It was too eerie for people who experienced 9/11, 2 0 years ago. The day was identical to Sept. 11, 2001. Beautiful blue sky and bright sunshine as Hewlett Elementary School students — second through fifth grade — paraded out of the building for the annual Patriot Day commemoration, on Sept. 10, one day before the actual day the terrorist attacks occurred two decades ago.
Established after that tragic day, Patriot Day commemorates the memory of the 2,997 people killed in the terrorist attacks that occurred in New York City and Washington, D.C., and the one that ended in Shanksville, Pa.
Former Principal Sandra Pensak initiated Hewlett elementary’s ceremony 19 years ago. The roughly 40-minute event included songs, poems and brief speeches that aimed to help the youngsters comprehend a historical event that even adults have a difficult time understanding.
Calling the first responders “American heroes” current HES Principal Colleen O’Hara wants the students how they could help in a time of need. “There are plenty of times when others might need our help, not only in emergencies,” she said when addressing the students. “There will be times when others will need us to be up-standers and bridge builders.”
Retired FDNY Lt. Richard Skellington and retired NYPD detective John Tansey, fathers of former HES students, have made it a tradition to take part in the ceremony. Skellington, who is also a Valley Stream Fire Department volunteer, was at the World Trade Center on 9/11.

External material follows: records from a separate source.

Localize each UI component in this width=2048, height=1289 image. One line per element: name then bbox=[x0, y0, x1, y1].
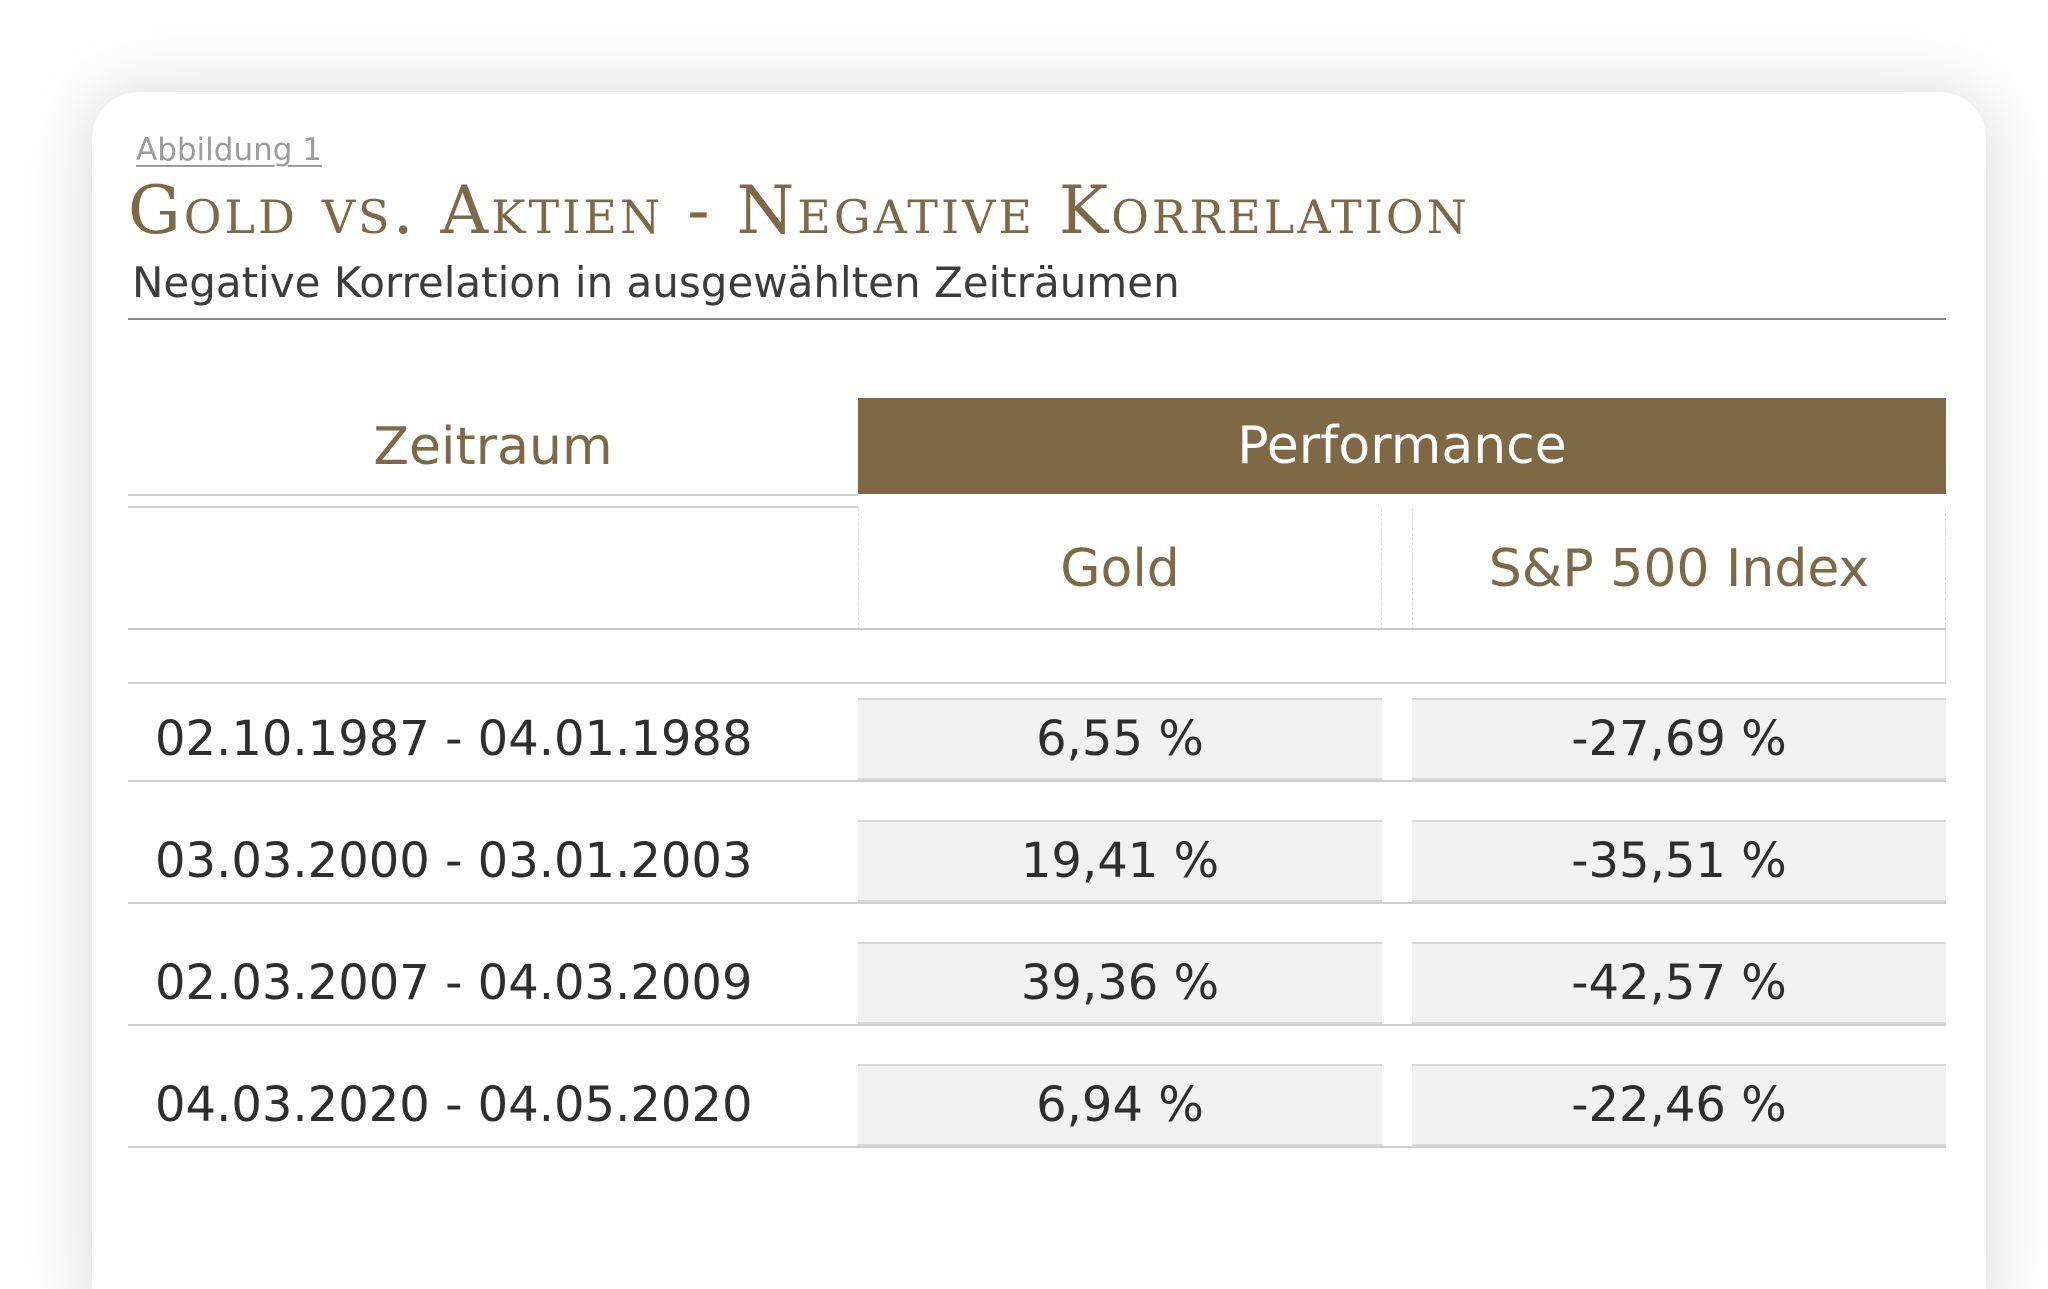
body-top-divider bbox=[128, 682, 1946, 684]
row-period: 02.10.1987 - 04.01.1988 bbox=[155, 711, 753, 767]
cell-sp500: -22,46 % bbox=[1412, 1064, 1946, 1146]
cell-gold: 6,94 % bbox=[858, 1064, 1382, 1146]
row-divider bbox=[128, 902, 1946, 904]
header-gold: Gold bbox=[858, 508, 1382, 630]
header-sp500: S&P 500 Index bbox=[1412, 508, 1946, 630]
cell-gold: 19,41 % bbox=[858, 820, 1382, 902]
row-period: 02.03.2007 - 04.03.2009 bbox=[155, 955, 753, 1011]
cell-sp500: -27,69 % bbox=[1412, 698, 1946, 780]
row-divider bbox=[128, 1024, 1946, 1026]
row-period: 04.03.2020 - 04.05.2020 bbox=[155, 1077, 753, 1133]
row-divider bbox=[128, 780, 1946, 782]
body-top-edge bbox=[1945, 630, 1946, 682]
header-period: Zeitraum bbox=[373, 417, 613, 477]
header-performance: Performance bbox=[858, 398, 1946, 494]
row-divider bbox=[128, 1146, 1946, 1148]
cell-sp500: -42,57 % bbox=[1412, 942, 1946, 1024]
title-divider bbox=[128, 318, 1946, 320]
header-divider-top bbox=[128, 494, 858, 496]
header-divider-bottom bbox=[128, 506, 858, 508]
cell-gold: 39,36 % bbox=[858, 942, 1382, 1024]
subheader-divider bbox=[128, 628, 1946, 630]
cell-gold: 6,55 % bbox=[858, 698, 1382, 780]
cell-sp500: -35,51 % bbox=[1412, 820, 1946, 902]
chart-title: Gold vs. Aktien - Negative Korrelation bbox=[128, 172, 1470, 249]
row-period: 03.03.2000 - 03.01.2003 bbox=[155, 833, 753, 889]
chart-subtitle: Negative Korrelation in ausgewählten Zei… bbox=[132, 258, 1180, 307]
figure-label[interactable]: Abbildung 1 bbox=[136, 132, 323, 168]
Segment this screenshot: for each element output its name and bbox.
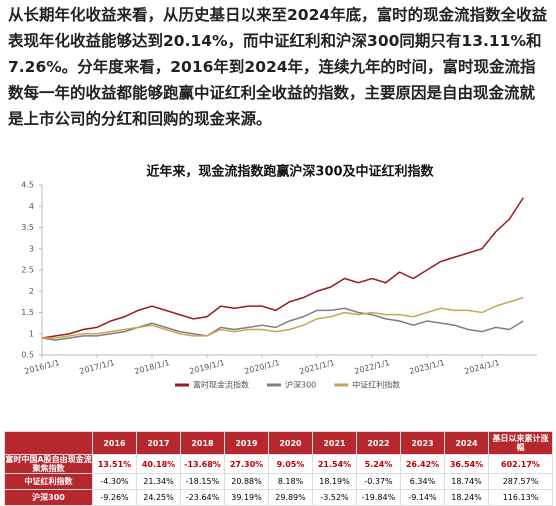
table-cell: -0.37% [356, 473, 401, 490]
table-cell: 116.13% [488, 489, 553, 506]
paragraph: 从长期年化收益来看，从历史基日以来至2024年底，富时的现金流指数全收益表现年化… [8, 6, 548, 128]
header-cell: 2021 [312, 431, 357, 455]
y-tick-label: 4 [29, 202, 34, 211]
header-cell: 2018 [180, 431, 225, 455]
row-label: 沪深300 [4, 489, 93, 506]
y-tick-label: 1 [29, 329, 34, 338]
header-row: 2016 2017 2018 2019 2020 2021 2022 2023 2024 基日以来… [4, 431, 553, 455]
legend-label: 中证红利指数 [352, 380, 400, 390]
table-cell: 24.25% [136, 489, 181, 506]
legend-label: 富时现金流指数 [193, 380, 249, 390]
table-cell: 18.24% [444, 489, 489, 506]
table-cell: 40.18% [136, 454, 181, 474]
table-cell: 13.51% [92, 454, 137, 474]
y-tick-label: 3 [29, 244, 34, 253]
table-cell: 8.18% [268, 473, 313, 490]
x-tick-label: 2017/1/1 [78, 358, 115, 376]
header-cell: 2020 [268, 431, 313, 455]
table-cell: -3.52% [312, 489, 357, 506]
line-series [41, 307, 524, 341]
y-tick-label: 3.5 [21, 223, 34, 232]
table-cell: 20.88% [224, 473, 269, 490]
x-tick-label: 2023/1/1 [408, 358, 445, 376]
header-cell: 2023 [400, 431, 445, 455]
y-tick-label: 2.5 [21, 266, 34, 275]
table-cell: -9.14% [400, 489, 445, 506]
y-tick-label: 0.5 [21, 351, 34, 360]
table-cell: 5.24% [356, 454, 401, 474]
x-tick-label: 2021/1/1 [298, 358, 335, 376]
table-row: 富时中国A股自由现金流聚焦指数 13.51% 40.18% -13.68% 27.30%… [4, 454, 553, 474]
row-label: 中证红利指数 [4, 473, 93, 490]
table-cell: -23.64% [180, 489, 225, 506]
header-cell: 2016 [92, 431, 137, 455]
table-cell: -4.30% [92, 473, 137, 490]
table-cell: 27.30% [224, 454, 269, 474]
line-series [42, 296, 524, 339]
header-cell: 2019 [224, 431, 269, 455]
table-cell: -9.26% [92, 489, 137, 506]
table-cell: 287.57% [488, 473, 553, 490]
y-tick-label: 4.5 [21, 181, 34, 190]
table-cell: 18.74% [444, 473, 489, 490]
table-cell: -18.15% [180, 473, 225, 490]
legend-label: 沪深300 [285, 380, 316, 390]
table-cell: 39.19% [224, 489, 269, 506]
table-cell: 18.19% [312, 473, 357, 490]
header-cell: 2024 [444, 431, 489, 455]
x-tick-label: 2019/1/1 [188, 358, 225, 376]
line-series [41, 197, 524, 339]
chart-title: 近年来，现金流指数跑赢沪深300及中证红利指数 [146, 164, 434, 180]
chart: 近年来，现金流指数跑赢沪深300及中证红利指数 0.5 1 1.5 2 2.5 3 3.5 4… [21, 164, 537, 390]
x-tick-label: 2016/1/1 [23, 358, 60, 376]
row-label: 富时中国A股自由现金流聚焦指数 [4, 454, 93, 474]
table-cell: -13.68% [180, 454, 225, 474]
x-tick-label: 2022/1/1 [353, 358, 390, 376]
x-tick-label: 2020/1/1 [243, 358, 280, 376]
table-row: 中证红利指数 -4.30% 21.34% -18.15% 20.88% 8.18% 18.1… [4, 473, 553, 490]
table-cell: 602.17% [488, 454, 553, 474]
table-row: 沪深300 -9.26% 24.25% -23.64% 39.19% 29.89% -3.5… [4, 489, 553, 506]
table-cell: -19.84% [356, 489, 401, 506]
table-cell: 6.34% [400, 473, 445, 490]
header-cell: 2022 [356, 431, 401, 455]
table-cell: 36.54% [444, 454, 489, 474]
y-tick-label: 1.5 [21, 308, 34, 317]
table-cell: 21.54% [312, 454, 357, 474]
table-cell: 29.89% [268, 489, 313, 506]
header-cell [4, 431, 93, 455]
header-cell: 2017 [136, 431, 181, 455]
x-tick-label: 2018/1/1 [133, 358, 170, 376]
x-tick-label: 2024/1/1 [463, 358, 500, 376]
table-cell: 26.42% [400, 454, 445, 474]
table-cell: 21.34% [136, 473, 181, 490]
table-cell: 9.05% [268, 454, 313, 474]
header-cell: 基日以来累计涨幅 [488, 431, 553, 455]
y-tick-label: 2 [29, 287, 34, 296]
data-table: 2016 2017 2018 2019 2020 2021 2022 2023 2024 基日以来… [4, 431, 553, 506]
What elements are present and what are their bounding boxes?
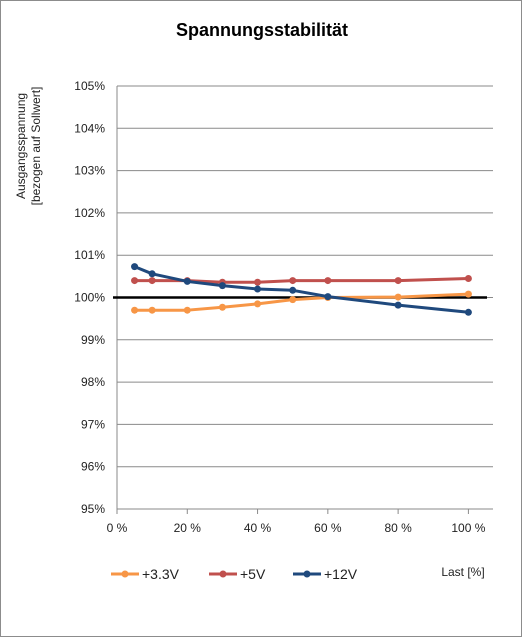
legend-item-+5V: +5V: [209, 566, 266, 582]
x-tick-label: 60 %: [314, 521, 342, 535]
y-tick-label: 98%: [81, 375, 105, 389]
x-tick-label: 80 %: [384, 521, 412, 535]
data-point-+5V: [394, 277, 402, 285]
legend: +3.3V +5V +12V: [111, 566, 358, 582]
y-tick-label: 105%: [74, 79, 105, 93]
y-tick-label: 100%: [74, 291, 105, 305]
data-point-+3.3V: [183, 306, 191, 314]
y-tick-label: 95%: [81, 502, 105, 516]
data-point-+3.3V: [131, 306, 139, 314]
data-point-+3.3V: [218, 303, 226, 311]
y-tick-label: 101%: [74, 248, 105, 262]
legend-label-+3.3V: +3.3V: [142, 566, 180, 582]
series-+3.3V: [131, 290, 472, 314]
data-point-+3.3V: [148, 306, 156, 314]
series-layer: [131, 263, 472, 316]
data-point-+12V: [218, 282, 226, 290]
data-point-+12V: [324, 293, 332, 301]
legend-item-+12V: +12V: [293, 566, 358, 582]
data-point-+12V: [394, 301, 402, 309]
x-tick-label: 40 %: [244, 521, 272, 535]
y-tick-label: 99%: [81, 333, 105, 347]
x-axis-label: Last [%]: [441, 565, 484, 579]
data-point-+3.3V: [394, 293, 402, 301]
data-point-+12V: [289, 286, 297, 294]
y-axis-label-line-1: Ausgangsspannung: [14, 93, 28, 199]
y-tick-label: 96%: [81, 460, 105, 474]
y-tick-label: 102%: [74, 206, 105, 220]
data-point-+12V: [148, 270, 156, 278]
x-tick-label: 20 %: [174, 521, 202, 535]
legend-marker-+3.3V: [121, 570, 129, 578]
y-tick-label: 104%: [74, 121, 105, 135]
series-line-+12V: [134, 265, 469, 314]
legend-marker-+5V: [219, 570, 227, 578]
legend-label-+12V: +12V: [324, 566, 358, 582]
y-axis-label-line-2: [bezogen auf Sollwert]: [29, 87, 43, 206]
data-point-+12V: [131, 263, 139, 271]
data-point-+5V: [289, 277, 297, 285]
data-point-+3.3V: [289, 296, 297, 304]
data-point-+12V: [254, 285, 262, 293]
data-point-+5V: [131, 277, 139, 285]
data-point-+12V: [183, 277, 191, 285]
legend-marker-+12V: [303, 570, 311, 578]
tick-label-layer: 95% 96% 97% 98% 99% 100% 101% 102% 103% 104% 105% 0…: [74, 79, 485, 535]
y-tick-label: 97%: [81, 417, 105, 431]
data-point-+3.3V: [464, 290, 472, 298]
data-point-+5V: [464, 274, 472, 282]
data-point-+12V: [464, 308, 472, 316]
data-point-+5V: [148, 277, 156, 285]
chart-title: Spannungsstabilität: [176, 20, 348, 40]
series-+12V: [131, 263, 472, 316]
data-point-+5V: [324, 277, 332, 285]
legend-label-+5V: +5V: [240, 566, 266, 582]
data-point-+5V: [254, 278, 262, 286]
x-tick-label: 100 %: [451, 521, 485, 535]
x-tick-label: 0 %: [107, 521, 128, 535]
data-point-+3.3V: [254, 300, 262, 308]
y-tick-label: 103%: [74, 164, 105, 178]
legend-item-+3.3V: +3.3V: [111, 566, 180, 582]
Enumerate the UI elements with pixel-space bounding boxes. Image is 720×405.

The unit he was with saw FDNY Chaplain Father Mychal Judge head into a building a never come out. “Lots of sorrow,” Skellington told the Herald about that day, “on a clear day like today you start remembering. Every year I would take off, Jack would stand next to me.” Jack, now 26, is the youngest of his three children who attended HES. Skellington retired four years ago after 40 years of service.
Tansey plays the bagpipes nearly every year at the ceremony. “I’m always here,” he said, noting that he jumped at the invite from Pensak and that his three sons attended HES. Retired in 2007 after 20 years in NYPD, Tansey led the processional off the field and back into the school building.
Fifth-graders Mia Costa, Abigail Kurtz, Myla Williams and Alessandra Tetsoti led their schoolmates in singing the “Pledge of Allegiance,” Derek Martin read the poem “Lists of Don’t Forgets and Remembers,” the poem “For Our World,” was recited by fellow fifth-grader Jordan Yodawitz and another fifth-grader Alexa Bradford read the poem “The American Hero.”
“I want them, every day, to understand the significance of those people who risked their lives for us, for our freedom, our society,” O’Hara told the Herald what she wants the students to learn from the Patriot Day ceremony.